Un lunghissimo tavolo, posto lungo i muri, fungeva da bancone di lavoro; vicino la porta vi erano vasetti di piante della più grande varietà che Sue avesse potuto vedere: ce n’erano di rosse, di viola, di azzurrine, di grigie, e solo in piccola parte erano verdi; in fondo, vicino l’uscita che dava sul cortile e sulla bottega del macellaio, c’era una lunga trave sospesa proprio sopra la porta, staccata dal muro, a cui erano appesi una carcassa scuoiata in attesa di essere macellata e, in un angolo, salumi di ogni sorta; sul tavolo su cui Suse lavorava c’erano dei piatti impilati e dei coltelli infilati in un ciocco di legno, minacciosi quanto curiosamente storti. Il ripiano era rovinato ma la donna vi si affaccendava, impastando le focacce nelle vicinanze del muro di pietra annerito dal fuoco del forno, mentre la cuoca studiava la nuova arrivata.
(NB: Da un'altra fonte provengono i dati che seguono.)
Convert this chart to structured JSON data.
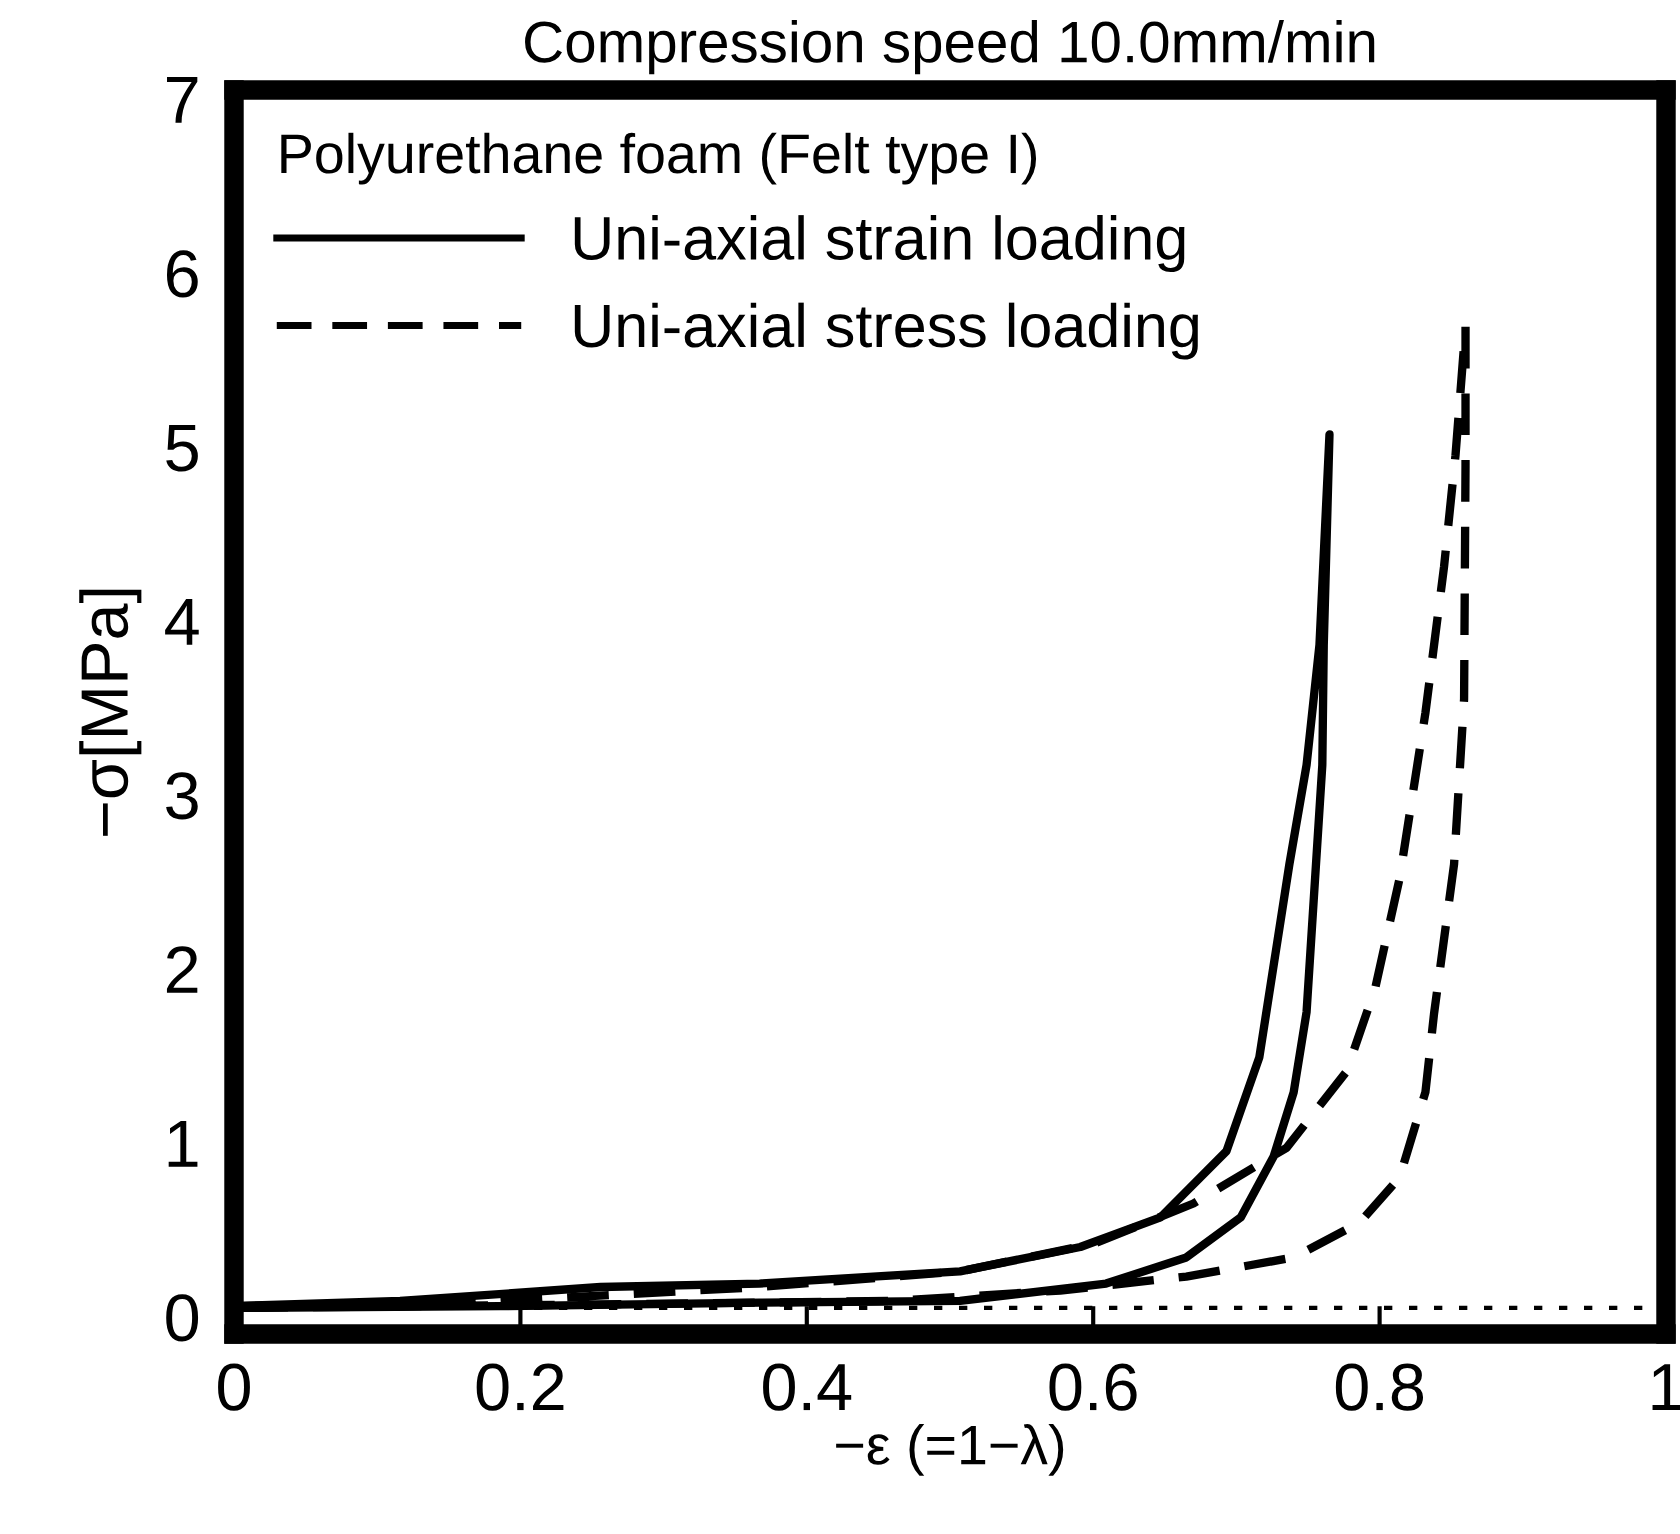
{
  "chart_data": {
    "type": "line",
    "title": "Compression speed 10.0mm/min",
    "xlabel": "−ε (=1−λ)",
    "ylabel": "−σ[MPa]",
    "legend_title": "Polyurethane foam (Felt type I)",
    "legend": "top left",
    "grid": false,
    "marker": "none",
    "xlim": [
      0,
      1
    ],
    "ylim": [
      -0.1,
      7.05
    ],
    "xticks": [
      0,
      0.2,
      0.4,
      0.6,
      0.8,
      1
    ],
    "yticks": [
      0,
      1,
      2,
      3,
      4,
      5,
      6,
      7
    ],
    "ref_lines": [
      {
        "axis": "y",
        "value": 0.05,
        "line_style": "dotted",
        "color": "#000000"
      }
    ],
    "series": [
      {
        "name": "Uni-axial strain loading",
        "color": "#000000",
        "line_style": "solid",
        "x": [
          0,
          0.116,
          0.256,
          0.367,
          0.507,
          0.591,
          0.647,
          0.693,
          0.716,
          0.737,
          0.749,
          0.758,
          0.765,
          0.761,
          0.76,
          0.749,
          0.74,
          0.726,
          0.703,
          0.665,
          0.609,
          0.507,
          0.367,
          0.186,
          0
        ],
        "values": [
          0.06,
          0.09,
          0.17,
          0.19,
          0.26,
          0.4,
          0.57,
          0.95,
          1.49,
          2.6,
          3.17,
          3.86,
          5.07,
          3.86,
          3.17,
          1.75,
          1.29,
          0.92,
          0.57,
          0.34,
          0.19,
          0.09,
          0.08,
          0.06,
          0.05
        ]
      },
      {
        "name": "Uni-axial stress loading",
        "color": "#000000",
        "line_style": "dashed",
        "x": [
          0,
          0.186,
          0.367,
          0.507,
          0.601,
          0.67,
          0.735,
          0.777,
          0.797,
          0.814,
          0.832,
          0.845,
          0.853,
          0.86,
          0.86,
          0.859,
          0.852,
          0.838,
          0.832,
          0.814,
          0.786,
          0.74,
          0.665,
          0.577,
          0.461,
          0.256,
          0
        ],
        "values": [
          0.06,
          0.09,
          0.17,
          0.26,
          0.42,
          0.65,
          0.97,
          1.41,
          1.89,
          2.52,
          3.47,
          4.31,
          4.95,
          5.69,
          4.89,
          3.55,
          2.6,
          1.74,
          1.29,
          0.8,
          0.54,
          0.34,
          0.23,
          0.15,
          0.09,
          0.07,
          0.05
        ]
      }
    ]
  }
}
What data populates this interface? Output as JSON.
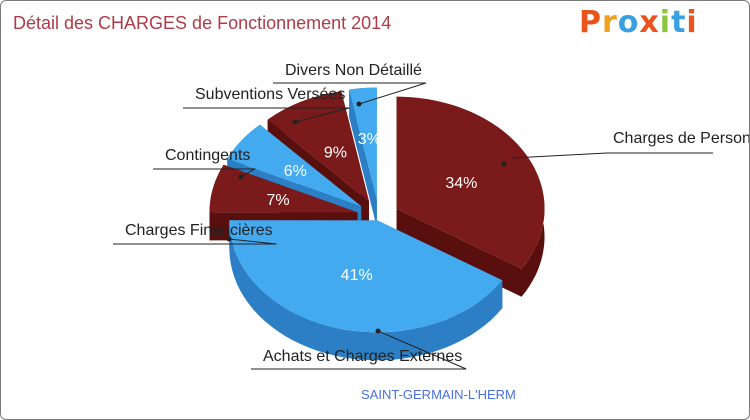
{
  "colors": {
    "title": "#b03a48",
    "footer": "#4a6fe0",
    "blue": "#44aaf0",
    "blue_side": "#2c7fc4",
    "red": "#7a1a1a",
    "red_side": "#5a0f0f",
    "logo": [
      "#e8541c",
      "#f0a020",
      "#3aa0e0",
      "#e8541c",
      "#8cc63f",
      "#3aa0e0",
      "#e8541c"
    ]
  },
  "header": {
    "title": "Détail des CHARGES de Fonctionnement 2014"
  },
  "logo": {
    "letters": [
      "P",
      "r",
      "o",
      "x",
      "i",
      "t",
      "i"
    ]
  },
  "footer": {
    "location": "SAINT-GERMAIN-L'HERM"
  },
  "chart_data": {
    "type": "pie",
    "title": "Détail des CHARGES de Fonctionnement 2014",
    "slices": [
      {
        "label": "Charges de Personnel",
        "value": 34,
        "percent_label": "34%",
        "color": "red"
      },
      {
        "label": "Achats et Charges Externes",
        "value": 41,
        "percent_label": "41%",
        "color": "blue"
      },
      {
        "label": "Charges Financières",
        "value": 7,
        "percent_label": "7%",
        "color": "red"
      },
      {
        "label": "Contingents",
        "value": 6,
        "percent_label": "6%",
        "color": "blue"
      },
      {
        "label": "Subventions Versées",
        "value": 9,
        "percent_label": "9%",
        "color": "red"
      },
      {
        "label": "Divers Non Détaillé",
        "value": 3,
        "percent_label": "3%",
        "color": "blue"
      }
    ]
  }
}
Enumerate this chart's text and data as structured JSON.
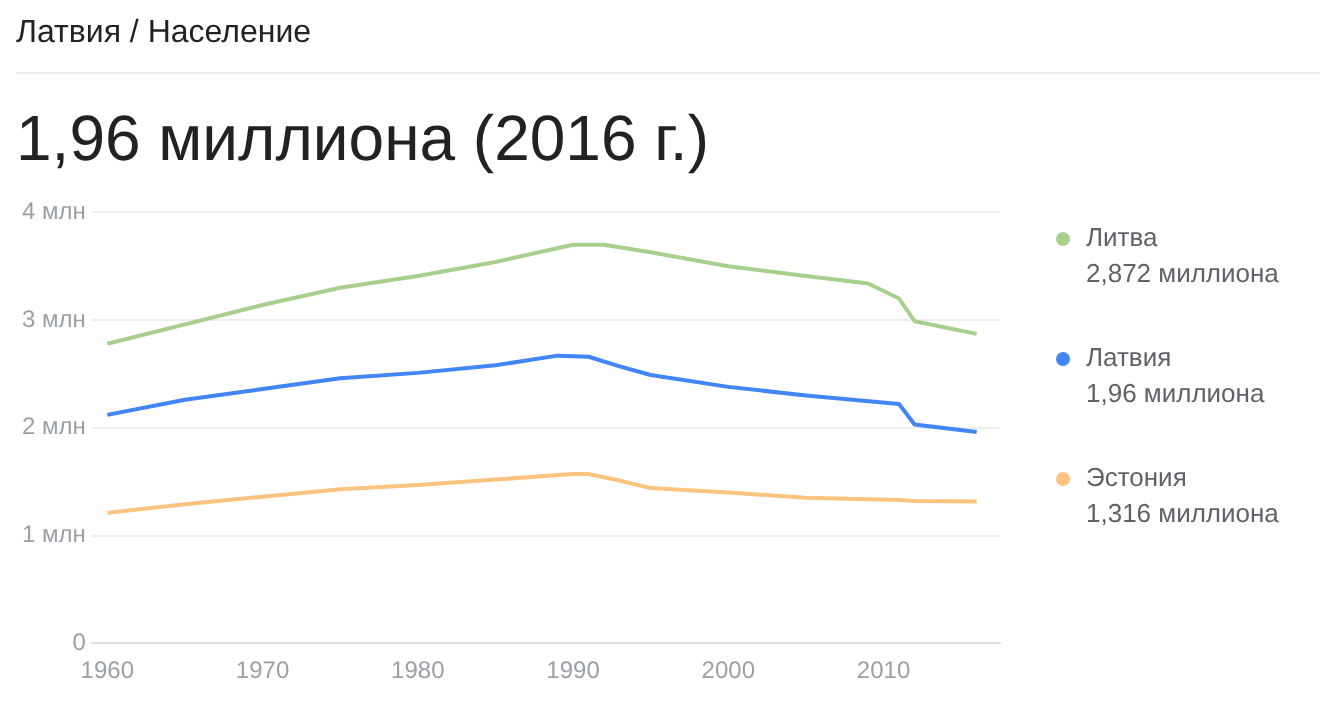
{
  "chart_data": {
    "type": "line",
    "subtitle": "Латвия / Население",
    "title": "1,96 миллиона (2016 г.)",
    "series": [
      {
        "name": "Литва",
        "color": "#a8d08d",
        "x": [
          1960,
          1965,
          1970,
          1975,
          1980,
          1985,
          1990,
          1992,
          1995,
          2000,
          2005,
          2009,
          2011,
          2012,
          2016
        ],
        "values": [
          2.78,
          2.96,
          3.14,
          3.3,
          3.41,
          3.54,
          3.7,
          3.7,
          3.63,
          3.5,
          3.41,
          3.34,
          3.2,
          2.99,
          2.872
        ]
      },
      {
        "name": "Латвия",
        "color": "#4285f4",
        "x": [
          1960,
          1965,
          1970,
          1975,
          1980,
          1985,
          1989,
          1991,
          1993,
          1995,
          2000,
          2005,
          2011,
          2012,
          2016
        ],
        "values": [
          2.12,
          2.26,
          2.36,
          2.46,
          2.51,
          2.58,
          2.67,
          2.66,
          2.57,
          2.49,
          2.38,
          2.3,
          2.22,
          2.03,
          1.96
        ]
      },
      {
        "name": "Эстония",
        "color": "#fbc37f",
        "x": [
          1960,
          1965,
          1970,
          1975,
          1980,
          1985,
          1990,
          1991,
          1993,
          1995,
          2000,
          2005,
          2011,
          2012,
          2016
        ],
        "values": [
          1.21,
          1.29,
          1.36,
          1.43,
          1.47,
          1.52,
          1.57,
          1.57,
          1.51,
          1.44,
          1.4,
          1.35,
          1.33,
          1.32,
          1.316
        ]
      }
    ],
    "annotations": [
      "2,872 миллиона",
      "1,96 миллиона",
      "1,316 миллиона"
    ],
    "xlim": [
      1959,
      2017.5
    ],
    "xticks": [
      1960,
      1970,
      1980,
      1990,
      2000,
      2010
    ],
    "ylim": [
      0,
      4
    ],
    "yticks": [
      {
        "value": 0,
        "label": "0"
      },
      {
        "value": 1,
        "label": "1 млн"
      },
      {
        "value": 2,
        "label": "2 млн"
      },
      {
        "value": 3,
        "label": "3 млн"
      },
      {
        "value": 4,
        "label": "4 млн"
      }
    ],
    "grid": "y",
    "legend": "right",
    "marker": "none",
    "line_style": "solid"
  }
}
Sue si guardò intorno, cercando di capire cosa andasse pulito: in un angolo c’era l’acquaio, con almeno due o tre sezioni: in una c’erano dei pesci del fiume vicino, in un’altra una pila di piatti sporchi; in un altro angolo, Eva sbucciava dei fagioli dal baccello, in un secchio. L’unica fonte di luce a parte i tre focolari ridotti a brace era il sole, che splendeva forte attraverso la porta aperta: dava su un cortiletto interno piccolo ma assolato, con la luce che si rifletteva bene sul terreno brullo e polveroso. Al centro vi campeggiava un piccolo pozzo;  sotto l’odore di spezie, quando un refolo di vento si infilò nella porta, si sentì puzza di letame, forse proveniente dalle stalle, unita al sublime odore delle pentole e piatti sporchi che si erano accumulati fuori dalle ante spalancate.
«Ti sei per caso incantata?» la cuoca le diresse un’occhiata di sprezzo e Sue si riscosse, sussultando e mordendosi le labbra.
«No, stavo solo…».
«Pulisci prima i calderoni, dopodiché il resto che è vicino al pozzetto» la interruppe seccamente la donna, e Sue chinò il capo, obbedendo: prese con sé i calderoni e vide nel cortile un draghetto snello ed agile infilarsi in un secchio per ingoiare un topo intero, vivo. Disgustata dal fatto che ci fossero tanti topi in giro, Sue fremette e si guardò intorno: poco più in là c’erano un secchio ed uno spazzolone che sembrava per cavalli.
«Fai prima le pentole grosse e falle bene, ché servono per il latte» ordinò spiccia la donna, ritornando dentro.
Sue la guardò allucinata e si diresse verso il pozzo, scaricando poi il primo secchio d’acqua in un paiolo: afferrò lo spazzolone e si preparò a lunghe ore di raschiamento e mal di schiena.
Quando fu a metà dell’opera, con i tre pentoloni già puliti, vide tornare un ragazzino con due secchi di latte, che faceva fatica; si alzò per aiutarlo quasi in automatico, poiché sembravano pesanti, ma quando lui la vide inchiodò e chiamò a gran voce la madre, impaurito. La cuoca uscì, contrariata, e vide il timore del bambino.
«Che gli hai fatto, bestia?» inveì verso Sue, e lei arretrò di un passo istintivamente.
«Niente, mi sono solo alzata per aiutar…».
«Finisci il tuo lavoro e basta, ché aspettiamo solo te per cucinare» disse, prendendo un secchio dal bambino, e portandolo dentro la locanda per mano; quando il bimbo fu vicino, racimolò saliva e sputò contro Sue, che si ritrasse amareggiata.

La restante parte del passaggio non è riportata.